The Good, the Bad, and the Ugly of Early-Onset Alzheimer’s Disease

Elderly Couple Walking

Early-onset Alzheimer’s disease, though similar in many ways to regular onset, has a few differences. For one, it can take effect much faster than regular Alzheimer’s, and, of course, it strikes people much younger. For anyone who has recently been disagnosed with early-onset Alzheimer’s or knows someone who was, you’ve undoubtly got a million questions. Because Alzheimer’s affects people differently and people react in different ways, many times the answer is “I don’t know,” or “You’ll just have to wait and see.”

As vague as this response is, it doesn’t mean you can’t prepare yourself for possible eventualities and different circumstances. Joining an Alzheimer’s disease and dementia support group and connecting with other Alzheimer’s patients or caregivers can give you a better idea of what might lie ahead and help you find the resources you need.
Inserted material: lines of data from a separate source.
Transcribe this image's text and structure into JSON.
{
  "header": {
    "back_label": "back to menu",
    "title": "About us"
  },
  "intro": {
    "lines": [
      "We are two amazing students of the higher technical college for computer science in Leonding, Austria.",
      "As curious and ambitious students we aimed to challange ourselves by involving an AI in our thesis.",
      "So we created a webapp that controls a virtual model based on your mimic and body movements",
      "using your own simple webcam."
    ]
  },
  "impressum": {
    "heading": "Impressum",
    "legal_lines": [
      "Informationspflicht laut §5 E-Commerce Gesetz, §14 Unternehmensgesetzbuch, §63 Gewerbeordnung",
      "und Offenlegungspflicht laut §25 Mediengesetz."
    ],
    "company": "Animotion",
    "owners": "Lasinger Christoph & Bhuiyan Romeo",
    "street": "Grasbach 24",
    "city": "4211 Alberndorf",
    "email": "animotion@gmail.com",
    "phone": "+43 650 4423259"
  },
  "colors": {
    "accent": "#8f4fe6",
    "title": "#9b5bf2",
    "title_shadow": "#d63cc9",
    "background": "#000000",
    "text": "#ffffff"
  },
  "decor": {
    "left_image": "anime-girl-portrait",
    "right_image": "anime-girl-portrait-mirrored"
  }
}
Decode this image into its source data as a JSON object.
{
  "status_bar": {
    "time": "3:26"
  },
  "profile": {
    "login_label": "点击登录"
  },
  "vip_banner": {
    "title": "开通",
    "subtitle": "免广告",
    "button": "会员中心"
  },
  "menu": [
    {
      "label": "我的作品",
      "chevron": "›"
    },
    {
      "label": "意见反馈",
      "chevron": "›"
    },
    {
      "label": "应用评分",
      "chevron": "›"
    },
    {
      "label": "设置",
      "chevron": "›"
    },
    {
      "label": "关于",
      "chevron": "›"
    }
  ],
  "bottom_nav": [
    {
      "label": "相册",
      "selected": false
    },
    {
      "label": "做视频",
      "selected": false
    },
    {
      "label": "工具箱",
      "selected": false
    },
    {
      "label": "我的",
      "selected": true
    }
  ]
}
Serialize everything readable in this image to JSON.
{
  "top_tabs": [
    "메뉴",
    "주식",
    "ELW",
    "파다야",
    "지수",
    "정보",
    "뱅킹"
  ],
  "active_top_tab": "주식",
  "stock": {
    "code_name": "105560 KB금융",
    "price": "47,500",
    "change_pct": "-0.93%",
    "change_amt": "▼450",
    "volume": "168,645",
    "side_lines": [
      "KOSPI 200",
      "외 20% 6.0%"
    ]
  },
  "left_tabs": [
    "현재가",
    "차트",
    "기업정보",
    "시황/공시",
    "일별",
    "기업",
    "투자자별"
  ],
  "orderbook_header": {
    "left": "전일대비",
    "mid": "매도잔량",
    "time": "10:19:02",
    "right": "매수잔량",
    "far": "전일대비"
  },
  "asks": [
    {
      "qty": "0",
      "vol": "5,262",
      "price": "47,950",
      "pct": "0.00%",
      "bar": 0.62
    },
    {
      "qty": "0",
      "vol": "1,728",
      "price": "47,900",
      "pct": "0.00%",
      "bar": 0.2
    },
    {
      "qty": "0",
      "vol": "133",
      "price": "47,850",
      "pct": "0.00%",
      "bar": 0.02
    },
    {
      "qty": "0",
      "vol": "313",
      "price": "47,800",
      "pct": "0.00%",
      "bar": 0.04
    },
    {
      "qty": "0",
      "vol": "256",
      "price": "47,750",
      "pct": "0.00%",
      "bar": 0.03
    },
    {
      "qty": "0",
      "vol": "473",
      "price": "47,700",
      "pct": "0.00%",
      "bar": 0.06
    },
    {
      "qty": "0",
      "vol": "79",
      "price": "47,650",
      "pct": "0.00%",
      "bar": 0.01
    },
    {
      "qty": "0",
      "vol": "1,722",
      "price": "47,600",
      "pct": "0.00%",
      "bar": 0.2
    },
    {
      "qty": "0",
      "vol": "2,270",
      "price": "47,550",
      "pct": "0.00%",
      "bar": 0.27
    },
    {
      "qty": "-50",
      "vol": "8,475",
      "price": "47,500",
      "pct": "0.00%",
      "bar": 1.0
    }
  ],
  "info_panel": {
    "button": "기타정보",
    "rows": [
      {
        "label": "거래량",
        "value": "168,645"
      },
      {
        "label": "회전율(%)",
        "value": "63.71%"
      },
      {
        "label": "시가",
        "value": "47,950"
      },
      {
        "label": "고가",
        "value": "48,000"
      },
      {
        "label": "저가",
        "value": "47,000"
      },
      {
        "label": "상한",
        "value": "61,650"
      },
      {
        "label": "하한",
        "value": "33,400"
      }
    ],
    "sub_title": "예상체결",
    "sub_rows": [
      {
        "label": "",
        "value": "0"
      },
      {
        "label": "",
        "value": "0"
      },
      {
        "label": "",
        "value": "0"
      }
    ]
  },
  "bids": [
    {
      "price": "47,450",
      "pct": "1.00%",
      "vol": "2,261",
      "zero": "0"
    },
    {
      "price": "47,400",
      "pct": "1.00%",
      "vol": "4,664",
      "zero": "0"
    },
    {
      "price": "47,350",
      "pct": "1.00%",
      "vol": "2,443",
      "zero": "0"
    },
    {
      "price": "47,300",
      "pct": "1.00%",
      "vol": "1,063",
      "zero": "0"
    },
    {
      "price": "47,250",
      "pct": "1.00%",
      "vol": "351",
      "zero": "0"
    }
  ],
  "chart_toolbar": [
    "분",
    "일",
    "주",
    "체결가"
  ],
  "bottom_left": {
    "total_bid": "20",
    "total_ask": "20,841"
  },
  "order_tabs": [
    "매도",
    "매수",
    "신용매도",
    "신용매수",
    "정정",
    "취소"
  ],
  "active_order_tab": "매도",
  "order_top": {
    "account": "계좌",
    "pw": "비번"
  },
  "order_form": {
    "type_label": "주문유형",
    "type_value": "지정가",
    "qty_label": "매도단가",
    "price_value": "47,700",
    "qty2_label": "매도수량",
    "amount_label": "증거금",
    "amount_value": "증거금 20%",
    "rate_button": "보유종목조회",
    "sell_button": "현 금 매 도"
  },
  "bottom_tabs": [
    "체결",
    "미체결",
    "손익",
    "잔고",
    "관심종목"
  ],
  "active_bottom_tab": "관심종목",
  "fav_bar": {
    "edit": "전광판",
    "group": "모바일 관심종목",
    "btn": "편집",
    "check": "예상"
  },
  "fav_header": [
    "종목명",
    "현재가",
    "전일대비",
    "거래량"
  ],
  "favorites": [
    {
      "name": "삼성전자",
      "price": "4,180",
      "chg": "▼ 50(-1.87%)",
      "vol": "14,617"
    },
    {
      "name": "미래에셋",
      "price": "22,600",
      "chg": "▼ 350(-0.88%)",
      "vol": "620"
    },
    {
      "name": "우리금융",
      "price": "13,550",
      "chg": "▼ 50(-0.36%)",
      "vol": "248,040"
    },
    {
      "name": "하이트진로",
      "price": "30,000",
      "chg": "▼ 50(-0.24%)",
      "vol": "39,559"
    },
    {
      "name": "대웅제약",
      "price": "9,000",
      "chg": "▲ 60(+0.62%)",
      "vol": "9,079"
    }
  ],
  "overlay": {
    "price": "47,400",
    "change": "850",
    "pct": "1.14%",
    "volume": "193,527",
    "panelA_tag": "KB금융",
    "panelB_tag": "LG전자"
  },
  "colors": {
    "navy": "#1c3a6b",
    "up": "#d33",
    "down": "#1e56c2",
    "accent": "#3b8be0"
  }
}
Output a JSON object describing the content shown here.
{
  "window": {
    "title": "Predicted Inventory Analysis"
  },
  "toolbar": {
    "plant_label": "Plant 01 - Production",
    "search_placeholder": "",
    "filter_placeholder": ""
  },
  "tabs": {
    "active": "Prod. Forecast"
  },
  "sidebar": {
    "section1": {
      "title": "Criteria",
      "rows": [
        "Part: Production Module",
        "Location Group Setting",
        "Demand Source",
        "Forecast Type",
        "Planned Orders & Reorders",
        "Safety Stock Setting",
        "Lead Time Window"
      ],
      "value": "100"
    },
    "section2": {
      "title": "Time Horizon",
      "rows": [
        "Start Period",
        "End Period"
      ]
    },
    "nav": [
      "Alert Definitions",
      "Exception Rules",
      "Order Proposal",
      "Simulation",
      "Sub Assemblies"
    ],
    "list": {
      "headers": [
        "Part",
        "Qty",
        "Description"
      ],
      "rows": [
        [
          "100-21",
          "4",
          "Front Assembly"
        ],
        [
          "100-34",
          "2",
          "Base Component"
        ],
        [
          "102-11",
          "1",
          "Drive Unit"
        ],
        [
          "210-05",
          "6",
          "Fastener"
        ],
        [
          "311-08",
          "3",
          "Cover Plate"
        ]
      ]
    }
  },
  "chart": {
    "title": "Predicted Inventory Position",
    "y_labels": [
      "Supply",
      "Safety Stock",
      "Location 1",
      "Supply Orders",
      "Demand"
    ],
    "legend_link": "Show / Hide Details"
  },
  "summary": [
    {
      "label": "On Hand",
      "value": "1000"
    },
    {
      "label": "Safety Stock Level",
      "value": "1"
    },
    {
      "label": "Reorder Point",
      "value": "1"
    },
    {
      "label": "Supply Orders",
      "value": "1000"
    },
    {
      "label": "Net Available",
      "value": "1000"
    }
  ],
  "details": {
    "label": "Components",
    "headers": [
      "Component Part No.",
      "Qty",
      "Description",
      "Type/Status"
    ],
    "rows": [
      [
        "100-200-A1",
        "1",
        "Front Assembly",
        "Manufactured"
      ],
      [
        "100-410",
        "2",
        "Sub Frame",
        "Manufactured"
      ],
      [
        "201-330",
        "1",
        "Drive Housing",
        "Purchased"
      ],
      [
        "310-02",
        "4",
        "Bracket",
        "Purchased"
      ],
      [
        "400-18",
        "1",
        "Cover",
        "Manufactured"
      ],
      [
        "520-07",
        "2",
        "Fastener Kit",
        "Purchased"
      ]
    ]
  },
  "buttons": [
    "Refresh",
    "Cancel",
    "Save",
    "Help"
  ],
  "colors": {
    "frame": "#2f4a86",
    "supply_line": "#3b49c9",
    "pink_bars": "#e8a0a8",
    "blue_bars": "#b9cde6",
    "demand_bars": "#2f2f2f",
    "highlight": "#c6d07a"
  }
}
The following excerpt is from an article from Phoeniz, Arizona, about a woman with early-onset Alzheimer’s disease, and her and her husbands path as they navigated their new life. To read the complete article, click here.

Donna Baker just turned 50, and she can’t remember how to tie her shoes.

It is the least of her worries.

“As frustrated and annoyed as I get now that I can’t tie my shoes, I think that in five years someone might need to feed me, and then it doesn’t seem so important,” she says.

Two years ago, at 48, Donna was diagnosed with early-onset Alzheimer’s disease, which, despite all the studies, is still a mystery in many ways. Spouses and children, along with doctors and caregivers, watch their loved ones decline for years, wondering whether they know what they have forgotten, or whether they are suffering or sad.

Donna knows those answers and wants to explain. She has a precious window of time, partway between the Donna she used to be and the Donna who won’t remember her. She wants to tell her story while she still knows it is hers.

There isn’t much time.

Already, in a restaurant, she can’t always find her way from the restroom back to the table.

She tried holding tight to the whip-smart Donna who spent 20 years in banking, handling as many as 10 mortgage loans a day, the paperwork inches thick, but today Donna can’t add a column of numbers.

The Donna who loved to read, often finishing a book in a day, has faded, too, leaving a shelf of books unread, and the Donna who’s here now can’t follow three paragraphs into a novel.

Donna always knew her own mind, and yet she is helpless to keep it from dissolving.

“People have to pay attention. It’s not an old person’s disease. It destroys who you are and everyone around you,” she says. “It kind of takes away everything that makes you you. I am losing my life with my husband. He’s losing me a little at a time.”

Donna’s husband, Nick, leans into his wife.

“It changes by the day,” he says. “She’ll get up one day and she can’t do something she could do the day before. And that’s tough to watch, and then she may be fine for three months. It’s just really hard to watch her struggle through all this.”

There is little they can do. Doctors don’t have a real understanding of how Alzheimer’s occurs, or why. There is no preventing it and no stopping it. After three decades of research and hundreds of drug trials, only a handful of medicines are available — and those don’t actually slow the progression of the disease, which continues its assault on the brain; they only temper some of the dementia symptoms for a while.

The only consolation, Donna says, is that “it is slow.”

“I don’t think it is so slow,” Nick interjects softly, and looks down at the tablecloth, tears in his eyes. His wife wraps her arms around him.